Pistoia é uma comuna italiana da região da Toscana, província de Pistoia, com cerca de 83.936 habitantes. Estende-se por uma área de 236 km², tendo uma densidade populacional de 356 hab/km². Faz fronteira com Agliana, Cantagallo (PO), Granaglione (BO), Lizzano in Belvedere (BO), Marliana, Montale, Piteglio, Porretta Terme (BO), Quarrata, Sambuca Pistoiese, San Marcello Pistoiese, Serravalle Pistoiese.[1] [2] [3]

Nela se localiza o Cemitério de Pistoia, onde foram enterrados os soldados brasileiros da Força Expedicionária Brasileira - FEB que lutaram ao lado dos Aliados na Segunda Guerra Mundial.[1] [2] [3] Anos depois os corpos foram transferidos para o Aterro do Flamengo, mas em Pistoia permanecem as placas com os nomes.

A cidade é a terra natal do Papa Clemente IX, que liderou a Igreja Católica entre 1667 à 1669.

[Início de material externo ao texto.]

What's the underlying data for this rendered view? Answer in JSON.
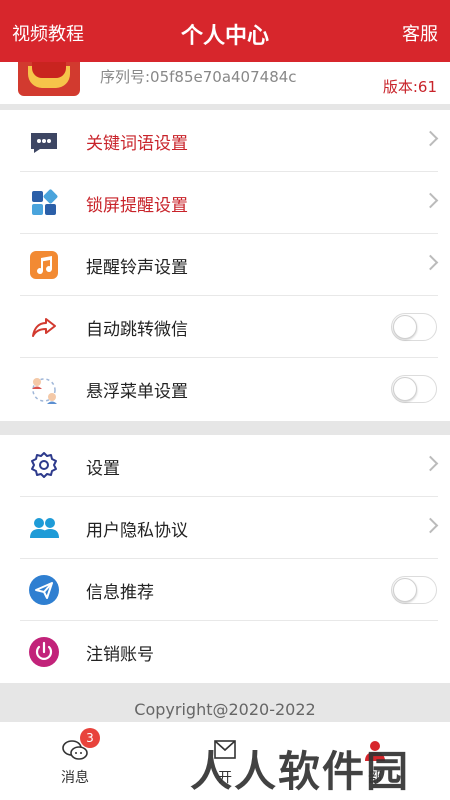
{
  "header": {
    "left_label": "视频教程",
    "title": "个人中心",
    "right_label": "客服"
  },
  "profile": {
    "serial": "序列号:05f85e70a407484c",
    "version": "版本:61"
  },
  "colors": {
    "brand": "#d7262c",
    "accent_text": "#c8232a"
  },
  "group1": [
    {
      "label": "关键词语设置",
      "icon": "chat-bubble-icon",
      "accessory": "chevron",
      "red": true
    },
    {
      "label": "锁屏提醒设置",
      "icon": "app-grid-icon",
      "accessory": "chevron",
      "red": true
    },
    {
      "label": "提醒铃声设置",
      "icon": "music-note-icon",
      "accessory": "chevron",
      "red": false
    },
    {
      "label": "自动跳转微信",
      "icon": "share-arrow-icon",
      "accessory": "toggle",
      "toggle_on": false,
      "red": false
    },
    {
      "label": "悬浮菜单设置",
      "icon": "floating-menu-icon",
      "accessory": "toggle",
      "toggle_on": false,
      "red": false
    }
  ],
  "group2": [
    {
      "label": "设置",
      "icon": "gear-icon",
      "accessory": "chevron"
    },
    {
      "label": "用户隐私协议",
      "icon": "users-icon",
      "accessory": "chevron"
    },
    {
      "label": "信息推荐",
      "icon": "paper-plane-icon",
      "accessory": "toggle",
      "toggle_on": false
    },
    {
      "label": "注销账号",
      "icon": "power-icon",
      "accessory": "none"
    }
  ],
  "footer": {
    "copyright": "Copyright@2020-2022"
  },
  "tabbar": {
    "tabs": [
      {
        "label": "消息",
        "icon": "chat-icon",
        "badge": "3"
      },
      {
        "label": "开",
        "icon": "mail-icon"
      },
      {
        "label": "部",
        "icon": "user-icon"
      }
    ]
  },
  "watermark": "人人软件园"
}
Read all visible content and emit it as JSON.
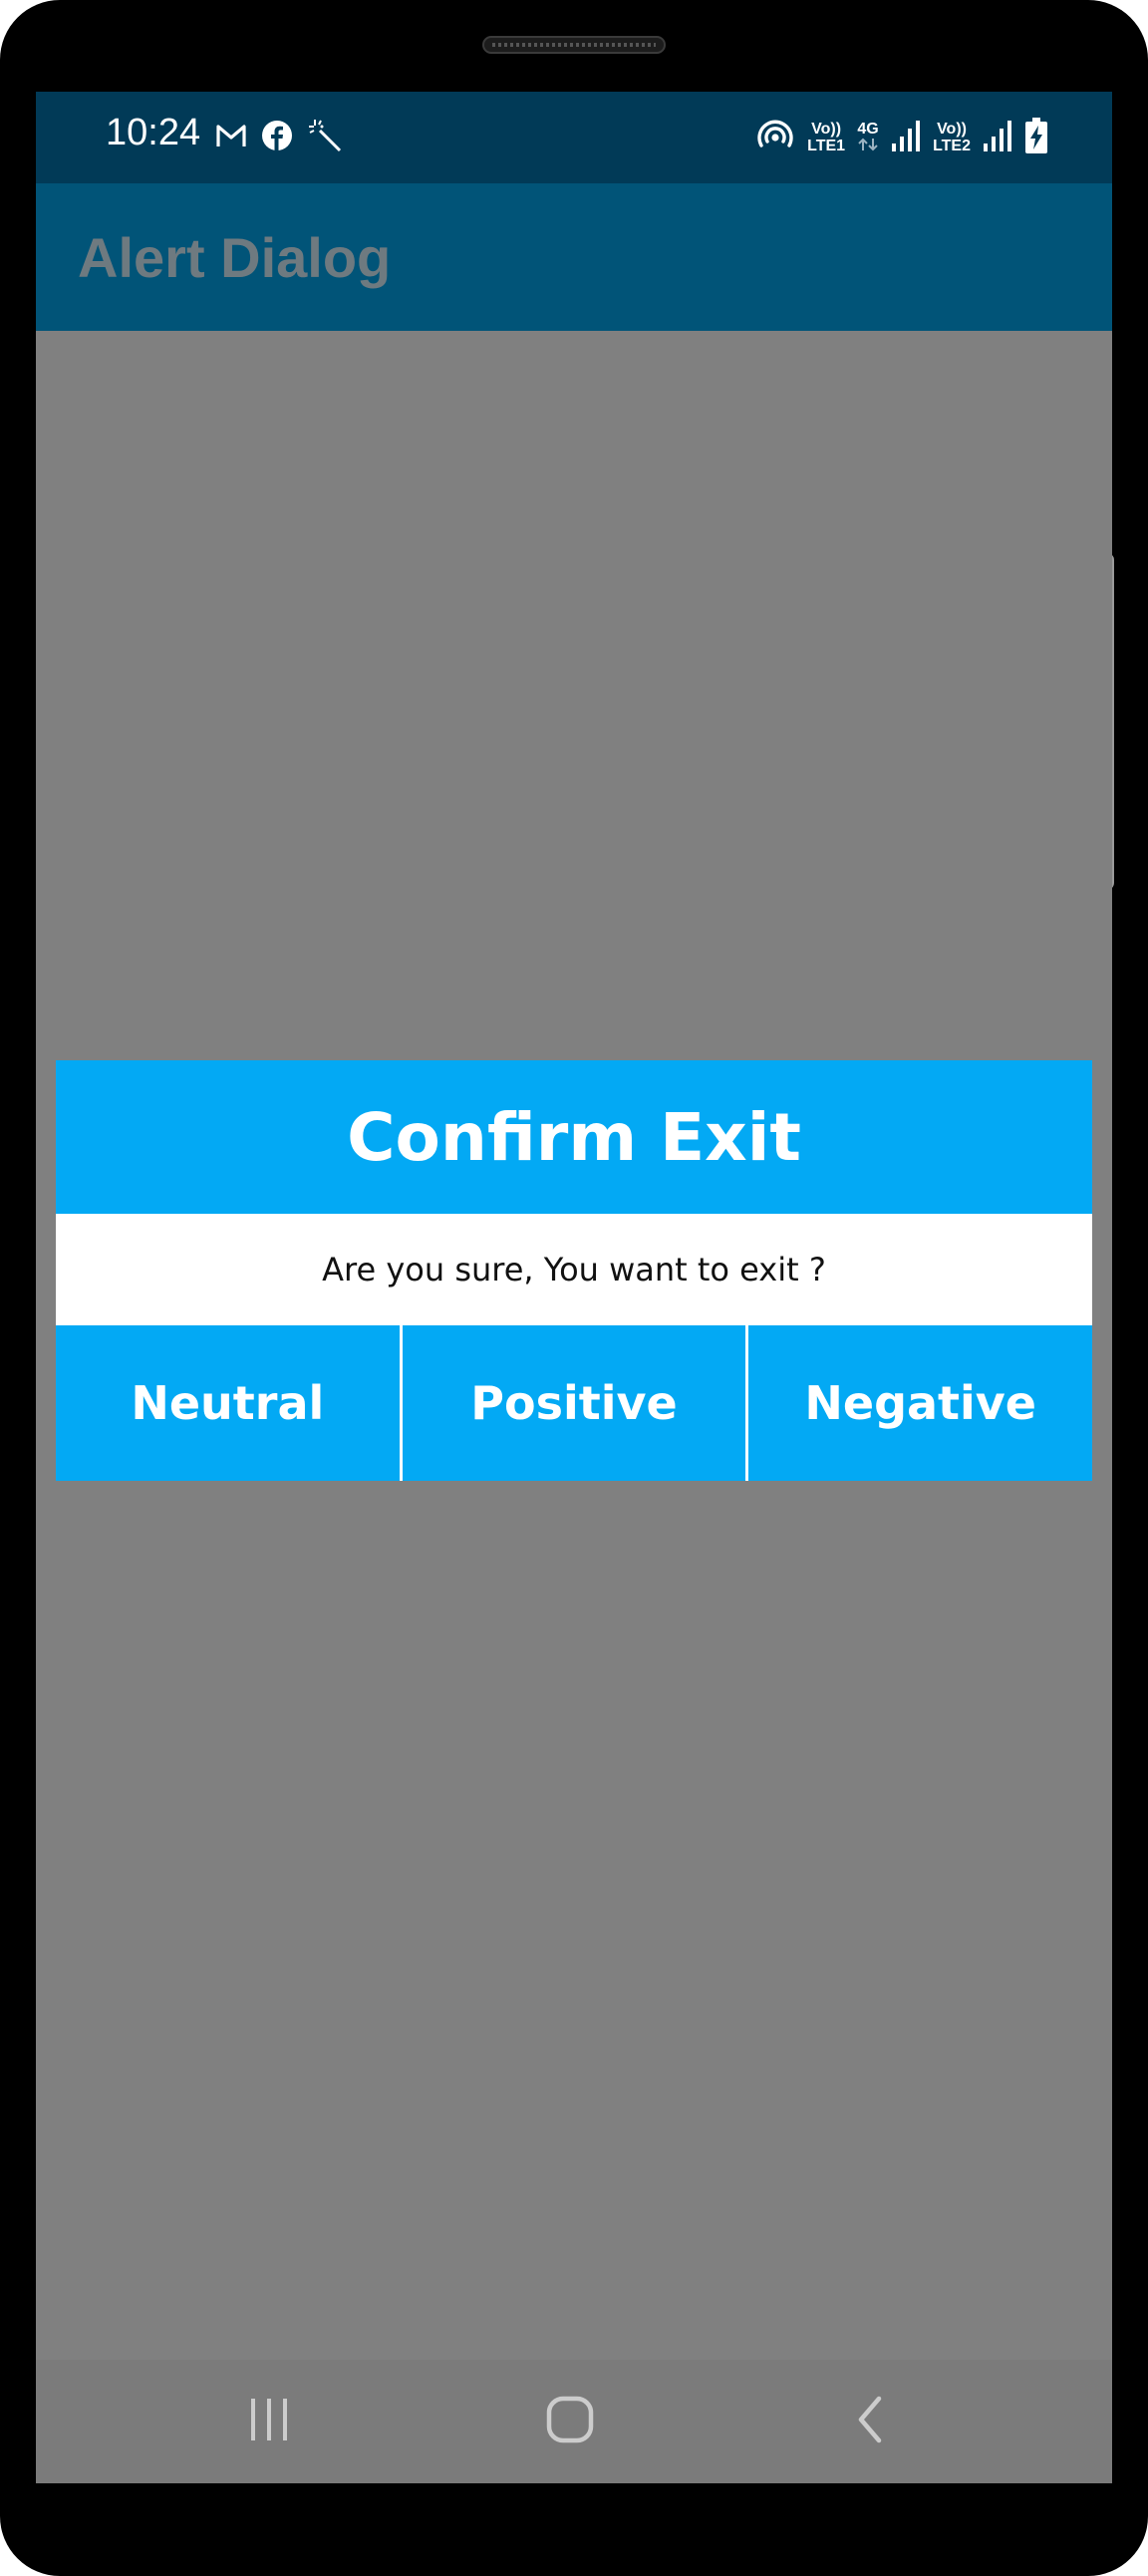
{
  "status_bar": {
    "time": "10:24",
    "left_icons": [
      "gmail-icon",
      "facebook-icon",
      "magic-wand-icon"
    ],
    "right_icons": [
      "hotspot-icon",
      "volte-lte1-icon",
      "4g-data-icon",
      "signal-icon",
      "volte-lte2-icon",
      "signal-icon",
      "battery-charging-icon"
    ],
    "sim1_volte": "Vo))",
    "sim1_lte": "LTE1",
    "network_type": "4G",
    "sim2_volte": "Vo))",
    "sim2_lte": "LTE2"
  },
  "app_bar": {
    "title": "Alert Dialog"
  },
  "dialog": {
    "title": "Confirm Exit",
    "message": "Are you sure, You want to exit ?",
    "buttons": {
      "neutral": "Neutral",
      "positive": "Positive",
      "negative": "Negative"
    }
  },
  "nav_bar": {
    "icons": [
      "recents-icon",
      "home-icon",
      "back-icon"
    ]
  },
  "colors": {
    "status_bar": "#013a57",
    "app_bar": "#015478",
    "app_title": "#6e7a80",
    "scrim": "#808080",
    "dialog_accent": "#03a9f4",
    "dialog_body": "#ffffff",
    "nav_bar": "#7b7b7b"
  }
}
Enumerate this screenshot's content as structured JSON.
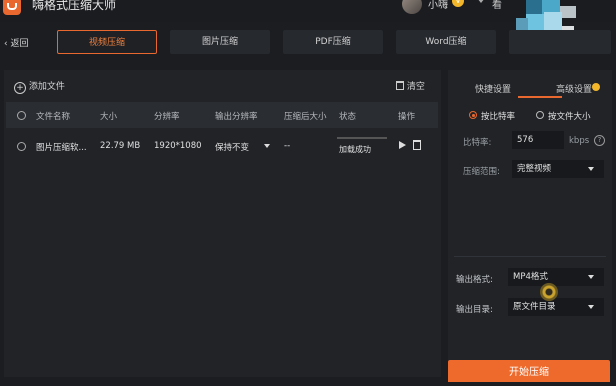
{
  "app": {
    "title": "嗨格式压缩大师",
    "username": "小嗨",
    "msg_label": "看",
    "vip_badge": "V"
  },
  "nav": {
    "back_label": "返回",
    "tabs": [
      {
        "label": "视频压缩",
        "active": true
      },
      {
        "label": "图片压缩",
        "active": false
      },
      {
        "label": "PDF压缩",
        "active": false
      },
      {
        "label": "Word压缩",
        "active": false
      }
    ]
  },
  "toolbar": {
    "add_label": "添加文件",
    "clear_label": "清空"
  },
  "table": {
    "headers": [
      "文件名称",
      "大小",
      "分辨率",
      "输出分辨率",
      "压缩后大小",
      "状态",
      "操作"
    ],
    "rows": [
      {
        "name": "图片压缩软...",
        "size": "22.79 MB",
        "resolution": "1920*1080",
        "output_resolution": "保持不变",
        "compressed_size": "--",
        "status": "加载成功"
      }
    ]
  },
  "settings": {
    "tabs": [
      {
        "label": "快捷设置",
        "active": false
      },
      {
        "label": "高级设置",
        "active": true
      }
    ],
    "mode_options": [
      {
        "label": "按比特率",
        "selected": true
      },
      {
        "label": "按文件大小",
        "selected": false
      }
    ],
    "bitrate_label": "比特率:",
    "bitrate_value": "576",
    "bitrate_unit": "kbps",
    "range_label": "压缩范围:",
    "range_value": "完整视频",
    "format_label": "输出格式:",
    "format_value": "MP4格式",
    "dir_label": "输出目录:",
    "dir_value": "原文件目录",
    "start_label": "开始压缩"
  },
  "colors": {
    "accent": "#ee6a2c",
    "background": "#1b1d21",
    "panel": "#212327"
  }
}
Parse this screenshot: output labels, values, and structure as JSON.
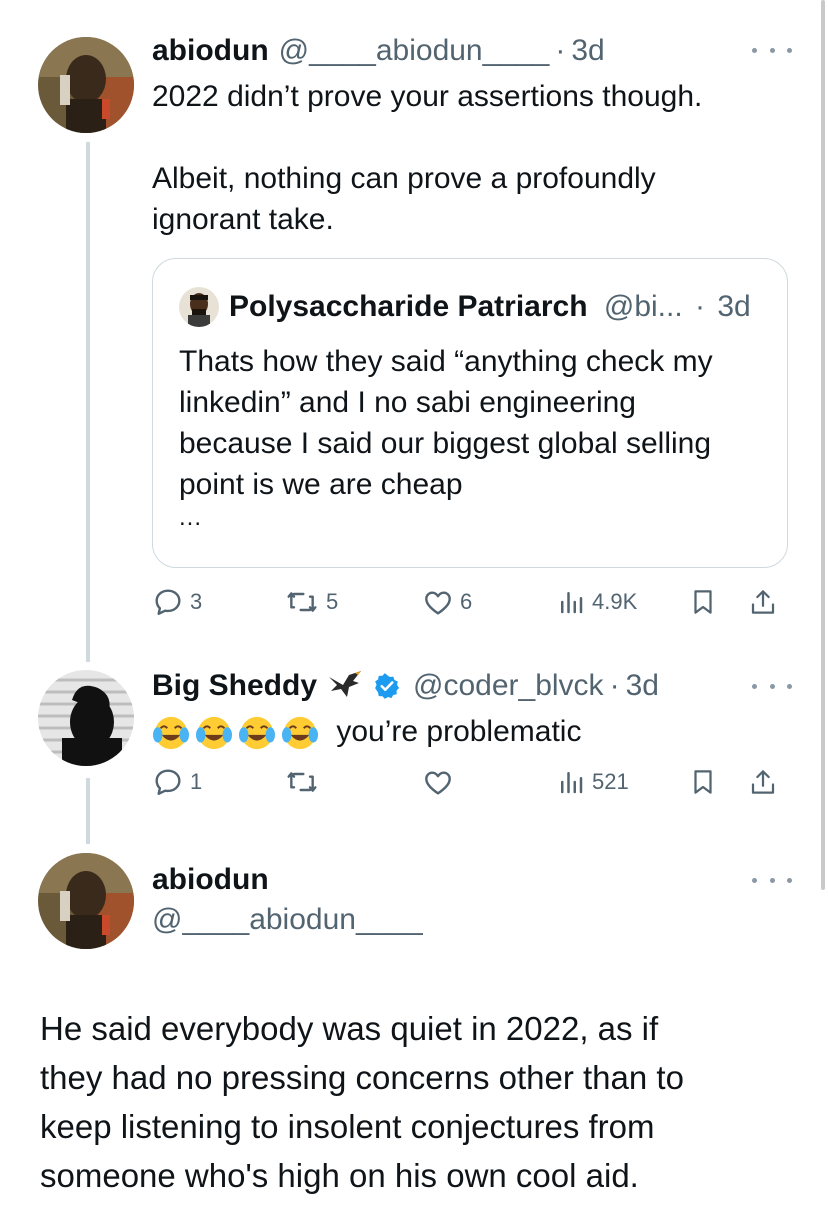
{
  "tweet1": {
    "name": "abiodun",
    "handle": "@____abiodun____",
    "dot": "·",
    "time": "3d",
    "text_line1": "2022 didn’t prove your assertions though.",
    "text_line2": "Albeit, nothing can prove a profoundly",
    "text_line3": "ignorant take.",
    "quote": {
      "name": "Polysaccharide Patriarch",
      "handle": "@bi...",
      "dot": "·",
      "time": "3d",
      "line1": "Thats how they said “anything check my",
      "line2": "linkedin” and I no sabi engineering",
      "line3": "because I said our biggest global selling",
      "line4": "point is we are cheap",
      "ellipsis": "..."
    },
    "actions": {
      "replies": "3",
      "reposts": "5",
      "likes": "6",
      "views": "4.9K"
    }
  },
  "tweet2": {
    "name": "Big Sheddy",
    "handle": "@coder_blvck",
    "dot": "·",
    "time": "3d",
    "text": "you’re problematic",
    "emoji_icon": "tears-of-joy-emoji",
    "actions": {
      "replies": "1",
      "reposts": "",
      "likes": "",
      "views": "521"
    }
  },
  "main_tweet": {
    "name": "abiodun",
    "handle": "@____abiodun____",
    "line1": "He said everybody was quiet in 2022, as if",
    "line2": "they had no pressing concerns other than to",
    "line3": "keep listening to insolent conjectures from",
    "line4": "someone who's high on his own cool aid."
  },
  "colors": {
    "text": "#0f1419",
    "secondary": "#536471",
    "border": "#cfd9de",
    "verified": "#1d9bf0"
  }
}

Vieram para o Brasil Tomazio del Coronati Orioli e sua família.Depois de um problema político o qual foram banidos e em 1915 foram perdoados mas já estabilizados em Salvador não quiseram retornar para reaver seus pertences e seus títulos, pelo menos os que moravam em Salvador.
Família Orioli em Salvador e Maragogipe/Bahia:

1. Tomazio teve uma filha por nome Maria Anunciata Erane Orioli que entre os filhos, Rosa Maria Erane Orioli casou-se com o baiano Gustavo Astolpho dos Santos, antes Gonçalves, nome trocado para não haver problemas de identidade na firma de charutos em Maragogipe.
Tiveram 5 filhos: Antonio Astolpho dos Santos, Justo Astolpho dos Santos, Julio Astolpho dos Santos, Oscar Astolpho dos Santos e Clotilde Astolpho dos Santos.
Antonio teve dois filhos: Ruy e Ivo Astolpho.
Justo teve dois filhos: Antonio e Orivaldo Astolpho.
Julio não sei quantos filhos teve mas por causa de problemas familiares veio morar em Jaguaquara.
Oscar teve dois filhos Urânia e outro que não sabemos o nome e foi morar em São Paulo. Mistério também.
Aí está mais ou menos a origem da família italiana de nosso pai, Antonio Astolpho dos Santos.
Parte da família Orioli está na cidade de Ravena é uma comuna da província homônima, na região da Emília-Romanha, na Itália.[1] [2] [3] Possui 144 457 habitantes. Estende-se por uma área de 652 km², tendo uma densidade populacional de 221,56 hab/km².

É tudo que consegui. Há muitos descendentes da família Orioli. Mas não consegui ainda chegar aos nossos parentes diretos.